In the latest report "Water Quality Control for human consumption", 2020, released by the Water and Waste Services Regulatory Authority (ERSAR ), an improvement is evident at national level in the water safety within the public network.
In all the towns where INDAQUA operates, (Fafe, Matosinhos, Oliveira de Azeméis, Santa Maria da Feira, Santo Tirso, Trofa and Vila do Conde), safety levels between 99.8% and 100% were achieved.
The results published by the Portuguese regulator place all MIYA´s companies above the national average (98.85%). For Pedro Perdigão, CEO of INDAQUA, the consecutive recognition of the quality of the water distributed by the company and the sector has "great importance, as it highlights the fundamental role of the water from the public network in guaranteeing local residents´ safety".

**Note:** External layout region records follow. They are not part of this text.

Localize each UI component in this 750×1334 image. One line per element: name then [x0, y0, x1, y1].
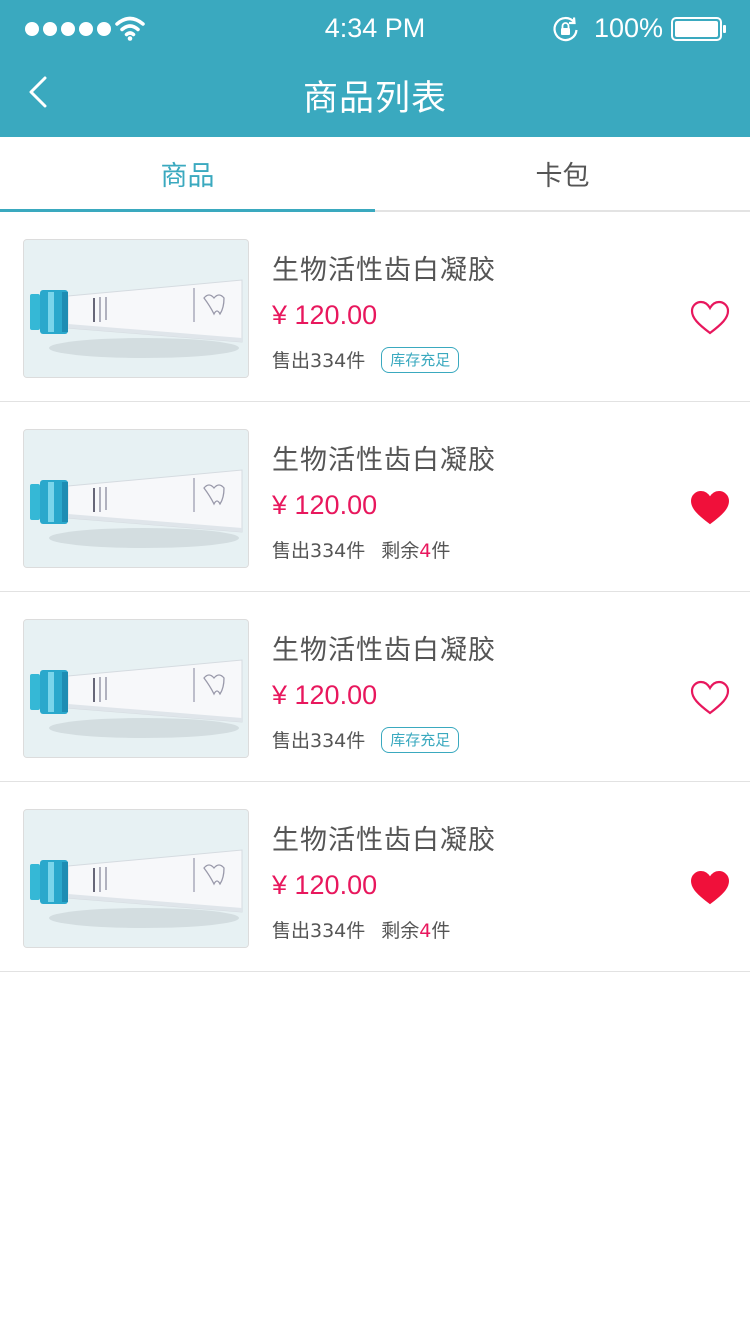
product-price: ¥ 120.00	[272, 490, 378, 520]
tab-card-wallet[interactable]: 卡包	[375, 137, 750, 210]
product-name: 生物活性齿白凝胶	[272, 445, 496, 476]
product-meta: 售出334件 库存充足	[272, 726, 460, 753]
stock-badge: 库存充足	[381, 726, 460, 753]
product-item[interactable]: 生物活性齿白凝胶 ¥ 120.00 售出334件 剩余4件	[0, 402, 750, 592]
remaining-suffix: 件	[431, 920, 451, 942]
remaining-suffix: 件	[431, 540, 451, 562]
product-item[interactable]: 生物活性齿白凝胶 ¥ 120.00 售出334件 库存充足	[0, 592, 750, 782]
remaining-stock: 剩余4件	[381, 916, 450, 943]
product-meta: 售出334件 剩余4件	[272, 916, 450, 943]
heart-outline-icon[interactable]	[690, 300, 730, 336]
product-item[interactable]: 生物活性齿白凝胶 ¥ 120.00 售出334件 库存充足	[0, 212, 750, 402]
product-price: ¥ 120.00	[272, 870, 378, 900]
sold-count: 售出334件	[272, 540, 366, 562]
sold-count: 售出334件	[272, 730, 366, 752]
tab-products[interactable]: 商品	[0, 137, 375, 212]
tab-bar: 商品 卡包	[0, 137, 750, 212]
remaining-stock: 剩余4件	[381, 536, 450, 563]
heart-outline-icon[interactable]	[690, 680, 730, 716]
product-item[interactable]: 生物活性齿白凝胶 ¥ 120.00 售出334件 剩余4件	[0, 782, 750, 972]
product-image	[23, 429, 249, 568]
product-name: 生物活性齿白凝胶	[272, 635, 496, 666]
heart-filled-icon[interactable]	[690, 870, 730, 906]
app-header: 4:34 PM 100% 商品列表	[0, 0, 750, 137]
nav-bar: 商品列表	[0, 56, 750, 137]
product-image	[23, 619, 249, 758]
stock-badge: 库存充足	[381, 346, 460, 373]
product-list: 生物活性齿白凝胶 ¥ 120.00 售出334件 库存充足 生物活性齿白凝胶 ¥…	[0, 212, 750, 972]
remaining-count: 4	[419, 540, 432, 562]
sold-count: 售出334件	[272, 350, 366, 372]
battery-percent: 100%	[594, 13, 664, 43]
product-price: ¥ 120.00	[272, 300, 378, 330]
product-name: 生物活性齿白凝胶	[272, 255, 496, 286]
remaining-prefix: 剩余	[381, 920, 420, 942]
product-meta: 售出334件 剩余4件	[272, 536, 450, 563]
status-bar: 4:34 PM 100%	[0, 0, 750, 56]
remaining-count: 4	[419, 920, 432, 942]
battery-icon	[671, 17, 726, 41]
rotation-lock-icon	[553, 17, 578, 42]
product-meta: 售出334件 库存充足	[272, 346, 460, 373]
sold-count: 售出334件	[272, 920, 366, 942]
product-image	[23, 239, 249, 378]
product-name: 生物活性齿白凝胶	[272, 825, 496, 856]
heart-filled-icon[interactable]	[690, 490, 730, 526]
product-price: ¥ 120.00	[272, 680, 378, 710]
remaining-prefix: 剩余	[381, 540, 420, 562]
page-title: 商品列表	[302, 79, 447, 119]
product-image	[23, 809, 249, 948]
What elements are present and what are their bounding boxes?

"There are still thousands of Portuguese people who, despite having access to water of proven quality, choose not to connect to the public network or, if they do connect, choose not to use it. Private wells and boreholes often appear as alternative sources, but it is vital to alert to the risk they pose to people’s health. The lack of permanent analytical control, associated with kinds of contamination hidden to the consumer often lead to the human consumption of unsafe water," warns INDAQUA's CEO.
In the case of INDAQUA, despite the safety levels proven each year by the regulator, only 40% of its customers admit to consuming water from the network, according to a survey conducted by the company between March and April, resorting to the use of private sources or, alternatively, bottled water - a reality that brings environmental impacts and risks to public health, as shown by the results of the study "Quality Of Water From Private Sources", also promoted by INDAQUA with the aid of independent technicians and laboratories. The study showed that 77% of the 800 wells and boreholes analysed, even now in 2020 did not meet the minimum standards that guarantee the safety and quality of water for human consumption.